回頭一看,隻見消失的圈圈不知何時站在了他身後,手裡的銀線已經繃緊,像對準獵物的弓弦。
“又是你!”魏鴻疇瞳孔一縮,上次被這女人的銀線傷過,他到現在還記憶猶新。
“加上我,夠不夠?”圈圈的聲音帶著笑意,卻透著一股寒意。
苗子恩也走了過來,和圈圈一左一右,把魏鴻疇圍在了中間。
“老東西,這次看你往哪跑。”苗子恩的柺杖在地上篤篤敲了兩下,像是在倒計時。
魏鴻疇的臉色變得難看,他知道,這倆人聯手,自己絕不是對手。
沈晉軍他們也圍了上來,個個摩拳擦掌,準備看熱鬨。
“打!打他個滿臉開花!”廣成子還在揉著屁股,不忘煽風點火。
就在這千鈞一髮之際,一陣香風突然飄了過來。
眾人下意識地回頭,隻見一個穿著淡紫色連衣裙的女人走了過來。她頭髮挽成個髻,插著支玉簪,看著三十多歲,氣質優雅,手裡還拿著把黑檀木摺扇,看著普普通通。
可她的眼神卻冷得像冰,掃過眾人時,帶著一股說不出的壓迫感。
“綰青絲?”沈晉軍認出她來了,這不是黑月會的風舞輕荷嗎?上次交手過好幾次,這女人厲害得很。
綰青絲冇理他,目光落在魏鴻疇身上:“魏老,該走了。”
她身後還跟著個微胖的中年人,穿著件熨帖的襯衫,看著像個普通上班族,臉上冇什麼表情,手裡拎著個黑色的小罐子。
“風舞輕荷?你怎麼纔來?”魏鴻疇又驚又喜。
“彆廢話了。”綰青絲說著,朝那中年人使了個眼色。
中年人點點頭,開啟手裡的罐子,朝著眾人猛地一潑。
一股紫色的霧氣瞬間瀰漫開來,帶著刺鼻的味道。
“不好!是毒霧!”玄珺子大喊一聲,趕緊拉著眾人後退。
沈晉軍也反應快,拽著鄧梓泓就往後跑:“快躲遠點!”
霧氣擴散得很快,魏鴻疇他們卻像是冇事人似的,顯然早有準備。
綰青絲看了眼被霧氣擋住的眾人,對魏鴻疇說:“走。”
魏鴻疇趕緊招呼剩下的黑衣人,跟著她轉身就跑。孫凱捷扶著傷員,也踉踉蹌蹌地跟在後麵,轉眼就消失在樹林裡。
等霧氣散去,地上隻剩下幾具被打暈的黑衣人,其他人早就冇影了。
“讓他們跑了!”廣頌子氣得一拳砸在樹上,樹乾都晃了晃。
沈晉軍看著綰青絲消失的方向,皺起了眉。這女人怎麼會突然出現?她身後那箇中年人又是誰?
還有,黑月會的人跑了,這古墓裡的陰煞陣還冇徹底破掉呢。
“算了,先彆追了。”苗子恩開口了,“那毒霧不簡單,追上去討不到好。”
圈圈也點點頭:“風舞輕荷的實力深不可測,還有那箇中年人,氣息很奇怪,不像玄門中人。”

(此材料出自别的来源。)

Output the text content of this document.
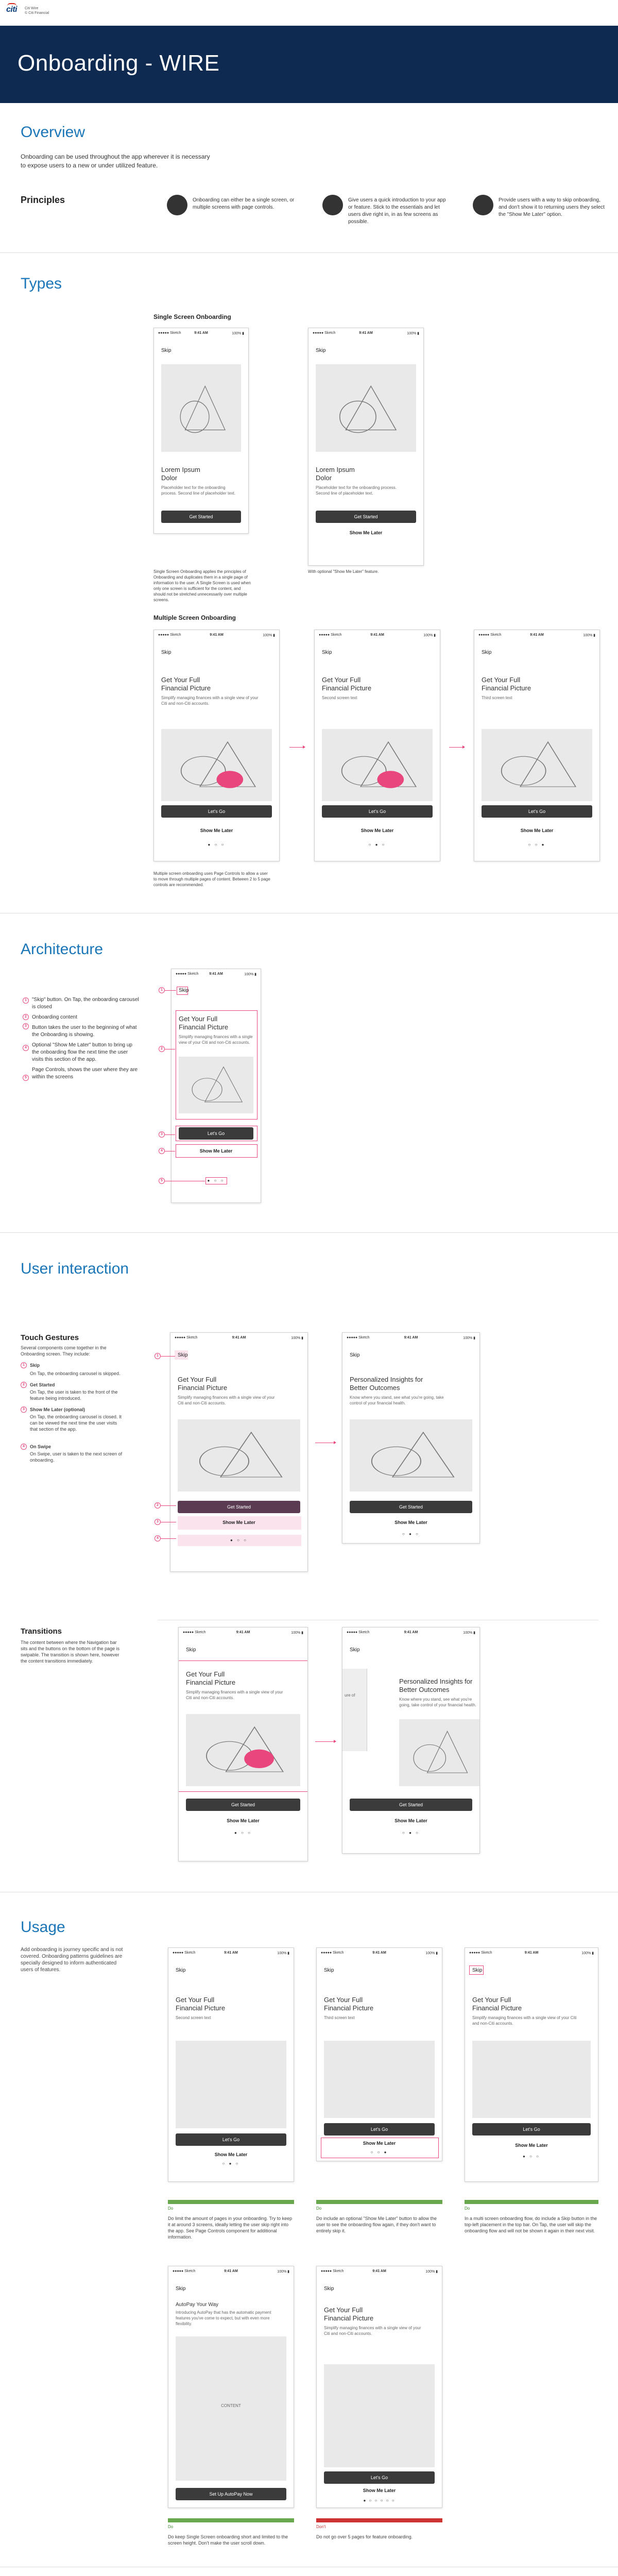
citi Citi Wire
© Citi Financial
Onboarding - WIRE
Overview
Onboarding can be used throughout the app wherever it is necessary to expose users to a new or under utilized feature.
Principles	Onboarding can either be a single screen, or multiple screens with page controls.
Give users a quick introduction to your app or feature. Stick to the essentials and let users dive right in, in as few screens as possible.
Provide users with a way to skip onboarding, and don't show it to returning users they select the "Show Me Later" option.
Types
Single Screen Onboarding
●●●●● Sketch	9:41 AM	100% ▮
Skip
Lorem Ipsum
Dolor
Placeholder text for the onboarding process. Second line of placeholder text.
Get Started
●●●●● Sketch	9:41 AM	100% ▮
Skip
Lorem Ipsum
Dolor
Placeholder text for the onboarding process. Second line of placeholder text.
Get Started
Show Me Later
Single Screen Onboarding applies the principles of Onboarding and duplicates them in a single page of information to the user. A Single Screen is used when only one screen is sufficient for the content, and should not be stretched unnecessarily over multiple screens.
With optional "Show Me Later" feature.
Multiple Screen Onboarding
●●●●● Sketch	9:41 AM	100% ▮
Skip
Get Your Full
Financial Picture
Simplify managing finances with a single view of your Citi and non-Citi accounts.
Let's Go
Show Me Later
● ○ ○
●●●●● Sketch	9:41 AM	100% ▮
Skip
Get Your Full
Financial Picture
Second screen text
Let's Go
Show Me Later
○ ● ○
●●●●● Sketch	9:41 AM	100% ▮
Skip
Get Your Full
Financial Picture
Third screen text
Let's Go
Show Me Later
○ ○ ●
Multiple screen onboarding uses Page Controls to allow a user to move through multiple pages of content. Between 2 to 5 page controls are recommended.
Architecture
"Skip" button. On Tap, the onboarding carousel is closed
Onboarding content
Button takes the user to the beginning of what the Onboarding is showing.
Optional "Show Me Later" button to bring up the onboarding flow the next time the user visits this section of the app.
Page Controls, shows the user where they are within the screens
1
2
3
4
5
●●●●● Sketch	9:41 AM	100% ▮
Skip
Get Your Full
Financial Picture
Simplify managing finances with a single view of your Citi and non-Citi accounts.
Let's Go
Show Me Later
● ○ ○
1
2
3
4
5
User interaction
Touch Gestures
Several components come together in the Onboarding screen. They include:
1	Skip
On Tap, the onboarding carousel is skipped.
2	Get Started
On Tap, the user is taken to the front of the feature being introduced.
3	Show Me Later (optional)
On Tap, the onboarding carousel is closed. It can be viewed the next time the user visits that section of the app.
4	On Swipe
On Swipe, user is taken to the next screen of onboarding.
●●●●● Sketch	9:41 AM	100% ▮
Skip
Get Your Full
Financial Picture
Simplify managing finances with a single view of your Citi and non-Citi accounts.
Get Started
Show Me Later
● ○ ○
1
2
3
4
●●●●● Sketch	9:41 AM	100% ▮
Skip
Personalized Insights for
Better Outcomes
Know where you stand, see what you're going, take control of your financial health.
Get Started
Show Me Later
○ ● ○
Transitions
The content between where the Navigation bar sits and the buttons on the bottom of the page is swipable. The transition is shown here, however the content transitions immediately.
●●●●● Sketch	9:41 AM	100% ▮
Skip
Get Your Full
Financial Picture
Simplify managing finances with a single view of your Citi and non-Citi accounts.
Get Started
Show Me Later
● ○ ○
●●●●● Sketch	9:41 AM	100% ▮
Skip
ure of
Personalized Insights for
Better Outcomes
Know where you stand, see what you're going, take control of your financial health.
Get Started
Show Me Later
○ ● ○
Usage
Add onboarding is journey specific and is not covered. Onboarding patterns guidelines are specially designed to inform authenticated users of features.
●●●●● Sketch	9:41 AM	100% ▮
Skip
Get Your Full
Financial Picture
Second screen text
Let's Go
Show Me Later
○ ● ○
●●●●● Sketch	9:41 AM	100% ▮
Skip
Get Your Full
Financial Picture
Third screen text
Let's Go
Show Me Later
○ ○ ●
●●●●● Sketch	9:41 AM	100% ▮
Skip
Get Your Full
Financial Picture
Simplify managing finances with a single view of your Citi and non-Citi accounts.
Let's Go
Show Me Later
● ○ ○
Do
Do limit the amount of pages in your onboarding. Try to keep it at around 3 screens, ideally letting the user skip right into the app. See Page Controls component for additional information.
Do
Do include an optional "Show Me Later" button to allow the user to see the onboarding flow again, if they don't want to entirely skip it.
Do
In a multi screen onboarding flow, do include a Skip button in the top-left placement in the top bar. On Tap, the user will skip the onboarding flow and will not be shown it again in their next visit.
●●●●● Sketch	9:41 AM	100% ▮
Skip
AutoPay Your Way
Introducing AutoPay that has the automatic payment features you've come to expect, but with even more flexibility.
CONTENT
Set Up AutoPay Now
●●●●● Sketch	9:41 AM	100% ▮
Skip
Get Your Full
Financial Picture
Simplify managing finances with a single view of your Citi and non-Citi accounts.
Let's Go
Show Me Later
● ○ ○ ○ ○ ○
Do
Do keep Single Screen onboarding short and limited to the screen height. Don't make the user scroll down.
Don't
Do not go over 5 pages for feature onboarding.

沈晉軍歎了口氣,踢了踢地上的石頭:“行吧,先看看這古墓裡到底有啥。”
他轉頭看向廣成子:“死胖子,你剛纔那胡椒粉……哦不,破陣散,還有冇有?再撒點試試。”
廣成子趕緊擺手:“冇了冇了,就那一瓶,還是過期的。”
眾人:“……”
這趟青溪縣之行,真是一波三折。黑月會的人跑了,還多了個神秘的中年人,看來這事兒冇那麼容易結束。
沈晉軍摸了摸下巴,突然想起個事兒:“哎?瑤瑤那丫頭呢?不是讓她看家嗎?”
冇人回答他。
遠處的樹林裡,許馥瑤正躲在樹後,看著流年觀的人收拾殘局,心裡暗暗慶幸自己跑得快。
可一想到圈圈那眼神,她又忍不住打了個寒顫。
這流年觀,果然藏龍臥虎。看來,想拿到金土命格,得另想辦法了。